When I try going to symfonysite.com/app.php
it's even weirder. I end up on symfonysite.com/Symfony/web
.
Clearly something is not right in my .htaccess
, because it is not rewriting properly. Somehow it is relative to web root, not to the root of the particular parked domain. I'm guessing this is an easy fix, but I'm not experienced with .htaccess (this is just the default from 2.3). Here it is below, with comments removed:
DirectoryIndex app.php
<IfModule mod_rewrite.c>
RewriteEngine On
RewriteCond %{REQUEST_URI}::$1 ^(/.+)/(.*)::\2$
RewriteRule ^(.*) - [E=BASE:%1]
RewriteCond %{ENV:REDIRECT_STATUS} ^$
RewriteRule ^app\.php(/(.*)|$) %{ENV:BASE}/$2 [R=301,L]
RewriteCond %{REQUEST_FILENAME} -f
RewriteRule .? - [L]
RewriteRule .? %{ENV:BASE}/app.php [L]
</IfModule>
<IfModule !mod_rewrite.c>
<IfModule mod_alias.c>
RedirectMatch 302 ^/$ /app.php/
</IfModule>
</IfModule>
Upvotes: 2
Views: 1135
Reputation: 5567
As I was posting, I figured out the answer by reading the comments in .htaccess
more closely. Posting this Q&A in case it helps others.
The problem is here:
# Determine the RewriteBase automatically and set it as environment variable.
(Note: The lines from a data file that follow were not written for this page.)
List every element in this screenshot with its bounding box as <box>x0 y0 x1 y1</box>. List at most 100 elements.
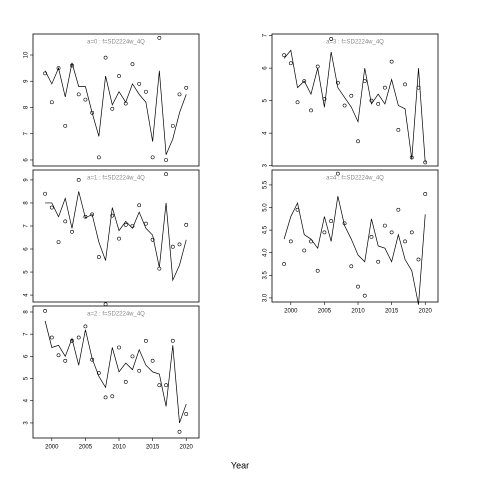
data-point <box>137 368 142 373</box>
y-tick-label: 7 <box>263 33 269 37</box>
data-point <box>288 61 293 66</box>
data-point <box>184 85 189 90</box>
y-tick-label: 6 <box>24 247 30 251</box>
data-point <box>383 85 387 90</box>
y-tick-label: 4.0 <box>263 248 269 257</box>
x-axis-label: Year <box>231 460 249 470</box>
data-point <box>403 82 407 87</box>
data-point <box>157 383 162 388</box>
data-point <box>349 264 354 269</box>
data-point <box>49 335 54 340</box>
data-point <box>56 240 61 245</box>
x-tick-label: 2005 <box>79 445 93 451</box>
y-tick-label: 7 <box>24 224 30 228</box>
data-point <box>329 219 334 223</box>
data-point <box>302 248 307 253</box>
x-tick-label: 2010 <box>351 309 365 315</box>
data-point <box>63 358 68 363</box>
data-point <box>322 230 327 235</box>
x-tick-label: 2005 <box>318 309 332 315</box>
y-tick-label: 10 <box>24 51 30 58</box>
data-point <box>157 36 162 40</box>
data-point <box>49 205 54 210</box>
data-point <box>295 100 300 105</box>
data-point <box>389 59 394 64</box>
data-point <box>150 237 155 242</box>
data-point <box>76 92 81 97</box>
x-tick-label: 2010 <box>112 445 126 451</box>
y-tick-label: 5.5 <box>263 180 269 189</box>
data-point <box>56 66 61 71</box>
data-point <box>117 345 121 350</box>
fitted-line <box>44 320 187 424</box>
data-point <box>302 79 307 84</box>
data-point <box>335 171 340 176</box>
data-point <box>396 207 401 212</box>
panel-frame <box>271 33 439 167</box>
data-point <box>177 429 182 434</box>
data-point <box>335 80 340 85</box>
data-point <box>389 230 394 235</box>
panel-title: a=3 : f=SD2224w_4Q <box>326 40 384 46</box>
x-tick-label: 2015 <box>385 309 399 315</box>
y-tick-label: 7 <box>24 332 30 336</box>
fitted-line <box>44 62 187 155</box>
data-point <box>43 308 47 313</box>
data-point <box>416 257 421 262</box>
fitted-line <box>45 191 187 282</box>
data-point <box>342 103 347 108</box>
data-point <box>288 239 293 244</box>
y-tick-label: 8 <box>24 310 30 314</box>
y-tick-label: 3 <box>24 421 30 425</box>
data-point <box>403 239 407 244</box>
y-tick-label: 6 <box>24 158 30 162</box>
panel-title: a=1 : f=SD2224w_4Q <box>87 176 145 182</box>
y-tick-label: 6 <box>24 354 30 358</box>
panel-title: a=4 : f=SD2224w_4Q <box>326 176 384 182</box>
y-tick-label: 5 <box>24 270 30 274</box>
data-point <box>76 178 81 182</box>
panel-title: a=0 : f=SD2224w_4Q <box>87 40 145 46</box>
data-point <box>110 213 115 218</box>
data-point <box>383 223 387 228</box>
data-point <box>376 102 381 106</box>
data-point <box>103 55 108 60</box>
y-tick-label: 6 <box>263 66 269 70</box>
data-point <box>309 108 313 113</box>
x-tick-label: 2020 <box>180 445 194 451</box>
data-point <box>83 324 88 329</box>
data-point <box>96 255 101 259</box>
data-point <box>137 203 142 208</box>
data-point <box>90 110 95 115</box>
x-tick-label: 2000 <box>284 309 298 315</box>
data-point <box>164 158 168 162</box>
y-tick-label: 5.0 <box>263 203 269 212</box>
data-point <box>49 100 54 105</box>
y-tick-label: 5 <box>263 98 269 102</box>
data-point <box>170 123 175 128</box>
data-point <box>83 97 88 102</box>
data-point <box>137 81 142 86</box>
y-tick-label: 8 <box>24 201 30 205</box>
data-point <box>409 230 414 235</box>
panel-frame <box>32 305 200 439</box>
data-point <box>376 259 381 264</box>
data-point <box>177 92 182 97</box>
data-point <box>329 36 334 41</box>
data-point <box>117 236 121 241</box>
panel-title: a=2 : f=SD2224w_4Q <box>87 312 145 318</box>
data-point <box>362 293 367 298</box>
data-point <box>103 395 108 400</box>
data-point <box>56 353 61 358</box>
data-point <box>315 268 320 273</box>
data-point <box>150 155 155 160</box>
data-point <box>282 262 286 266</box>
data-point <box>164 172 168 177</box>
data-point <box>123 222 128 227</box>
fitted-line <box>283 49 426 163</box>
data-point <box>177 242 182 247</box>
data-point <box>356 139 360 144</box>
data-point <box>110 106 115 111</box>
fitted-line <box>283 196 426 305</box>
data-point <box>369 235 374 239</box>
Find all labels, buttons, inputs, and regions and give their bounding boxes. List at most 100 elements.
# If you are using Apache aliases to do mass virtual hosting or installed the
# project in a subdirectory, the base path will be prepended to allow proper
# resolution of the app.php file and to redirect to the correct URI. It will
# work in environments without path prefix as well, providing a safe, one-size
# fits all solution. But as you do not need it in this case, you can comment
# the following 2 lines to eliminate the overhead.
RewriteCond %{REQUEST_URI}::$1 ^(/.+)/(.*)::\2$
RewriteRule ^(.*) - [E=BASE:%1]
I believe that is changing my rewrites to be /Symfony/web/app.php instead of /app.php. Commenting out those lines worked.